Playing With Rabbits
Saturday, November 28th, 2009 | 08:49
I just read “Myths about crowdsourced translation” by Nataly Kelly in the digital edition of MultiLingual, and I just have to respond to “Myth #1”:
Please stop spreading the untruth that post-editing machine translation is this great opportunity for translators. Those who say this have clearly no idea what translation is about. I am having a hard time editing human-translated text. Post-editing machine translation is for a translator what it is for a tennis pro having to play with a rabbit that is blindfolded and using a ping-pong paddle. Please read Peter Durfee’s blog post on this matter. He said it so much more eloquently.






Saturday, 28. November 2009
Amen! The only job I have ever quit in the middle of was a long-term post-editing MT job. I simply could not take it any more. The translations were torturous and made no sense in the context. I still have nightmares about it. This translator is one translator who will never post-edit machine translation again.

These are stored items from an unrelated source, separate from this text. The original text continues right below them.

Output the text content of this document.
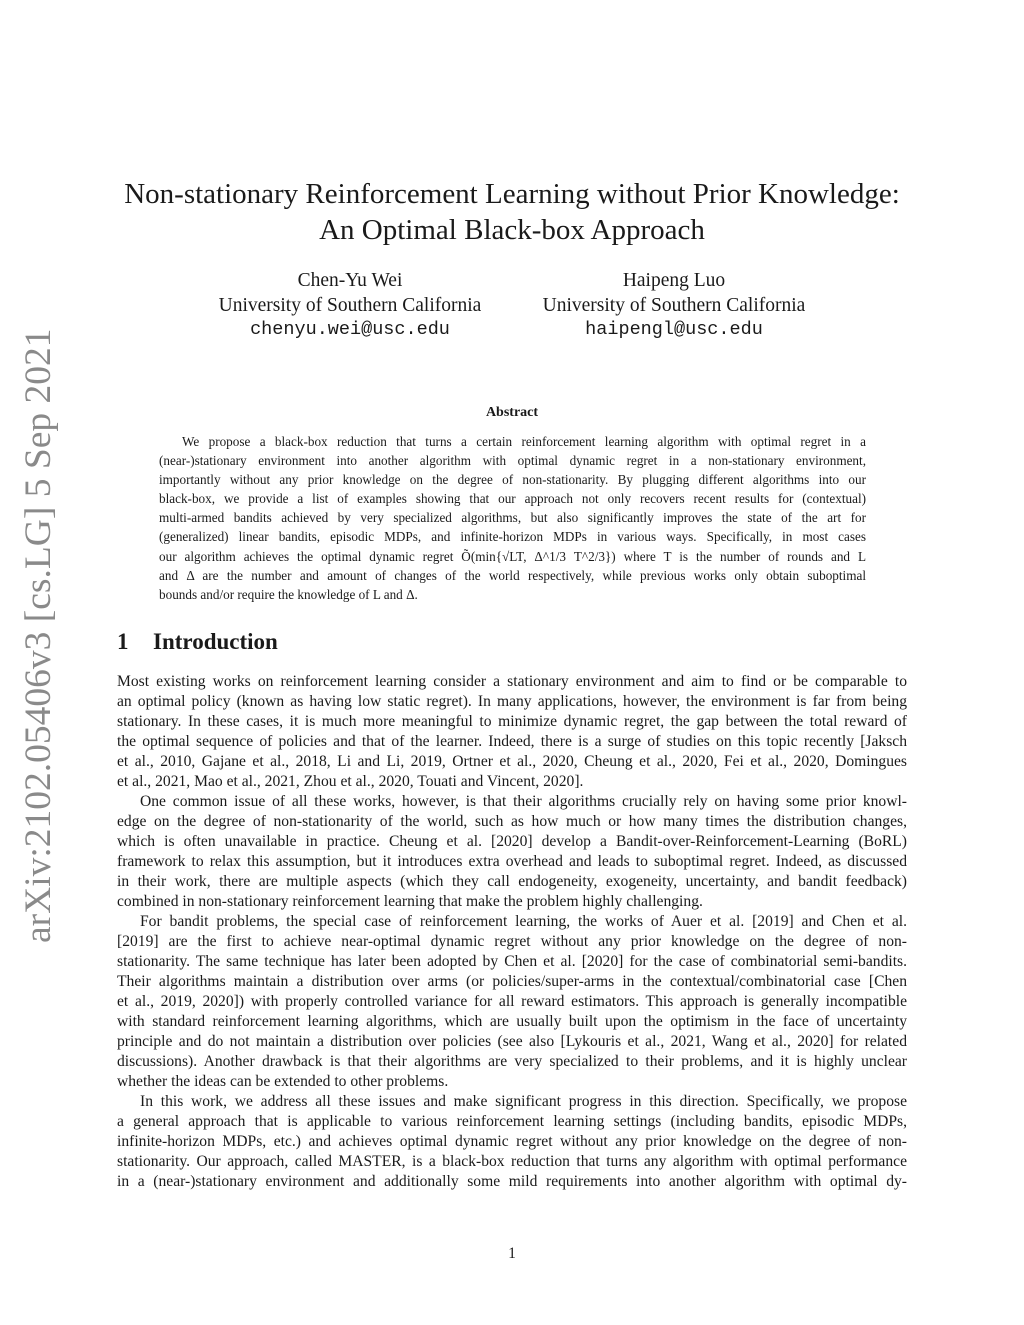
arXiv:2102.05406v3 [cs.LG] 5 Sep 2021
Non-stationary Reinforcement Learning without Prior Knowledge:
An Optimal Black-box Approach
Chen-Yu Wei
University of Southern California
chenyu.wei@usc.edu
Haipeng Luo
University of Southern California
haipengl@usc.edu
Abstract
We propose a black-box reduction that turns a certain reinforcement learning algorithm with optimal regret in a
(near-)stationary environment into another algorithm with optimal dynamic regret in a non-stationary environment,
importantly without any prior knowledge on the degree of non-stationarity. By plugging different algorithms into our
black-box, we provide a list of examples showing that our approach not only recovers recent results for (contextual)
multi-armed bandits achieved by very specialized algorithms, but also significantly improves the state of the art for
(generalized) linear bandits, episodic MDPs, and infinite-horizon MDPs in various ways. Specifically, in most cases
our algorithm achieves the optimal dynamic regret Õ(min{√LT, Δ^1/3 T^2/3}) where T is the number of rounds and L
and Δ are the number and amount of changes of the world respectively, while previous works only obtain suboptimal
bounds and/or require the knowledge of L and Δ.
1 Introduction
Most existing works on reinforcement learning consider a stationary environment and aim to find or be comparable to
an optimal policy (known as having low static regret). In many applications, however, the environment is far from being
stationary. In these cases, it is much more meaningful to minimize dynamic regret, the gap between the total reward of
the optimal sequence of policies and that of the learner. Indeed, there is a surge of studies on this topic recently [Jaksch
et al., 2010, Gajane et al., 2018, Li and Li, 2019, Ortner et al., 2020, Cheung et al., 2020, Fei et al., 2020, Domingues
et al., 2021, Mao et al., 2021, Zhou et al., 2020, Touati and Vincent, 2020].
One common issue of all these works, however, is that their algorithms crucially rely on having some prior knowl-
edge on the degree of non-stationarity of the world, such as how much or how many times the distribution changes,
which is often unavailable in practice. Cheung et al. [2020] develop a Bandit-over-Reinforcement-Learning (BoRL)
framework to relax this assumption, but it introduces extra overhead and leads to suboptimal regret. Indeed, as discussed
in their work, there are multiple aspects (which they call endogeneity, exogeneity, uncertainty, and bandit feedback)
combined in non-stationary reinforcement learning that make the problem highly challenging.
For bandit problems, the special case of reinforcement learning, the works of Auer et al. [2019] and Chen et al.
[2019] are the first to achieve near-optimal dynamic regret without any prior knowledge on the degree of non-
stationarity. The same technique has later been adopted by Chen et al. [2020] for the case of combinatorial semi-bandits.
Their algorithms maintain a distribution over arms (or policies/super-arms in the contextual/combinatorial case [Chen
et al., 2019, 2020]) with properly controlled variance for all reward estimators. This approach is generally incompatible
with standard reinforcement learning algorithms, which are usually built upon the optimism in the face of uncertainty
principle and do not maintain a distribution over policies (see also [Lykouris et al., 2021, Wang et al., 2020] for related
discussions). Another drawback is that their algorithms are very specialized to their problems, and it is highly unclear
whether the ideas can be extended to other problems.
In this work, we address all these issues and make significant progress in this direction. Specifically, we propose
a general approach that is applicable to various reinforcement learning settings (including bandits, episodic MDPs,
infinite-horizon MDPs, etc.) and achieves optimal dynamic regret without any prior knowledge on the degree of non-
stationarity. Our approach, called MASTER, is a black-box reduction that turns any algorithm with optimal performance
in a (near-)stationary environment and additionally some mild requirements into another algorithm with optimal dy-
1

If that’s the way the industry leans I will either be the lone wolf swimming against the current or in another industry entirely.
Wednesday, 16. December 2009
Just found a great description in Martin Crellin’s blog. It refers to post-editing English copy written by Germans, not to MT, but describes the feeling very well:
Es ist wie einen mit Diesel betankten Benziner wieder flott kriegen. Oder ein Haus mit Asbest in den Wänden wieder bewohnbar machen.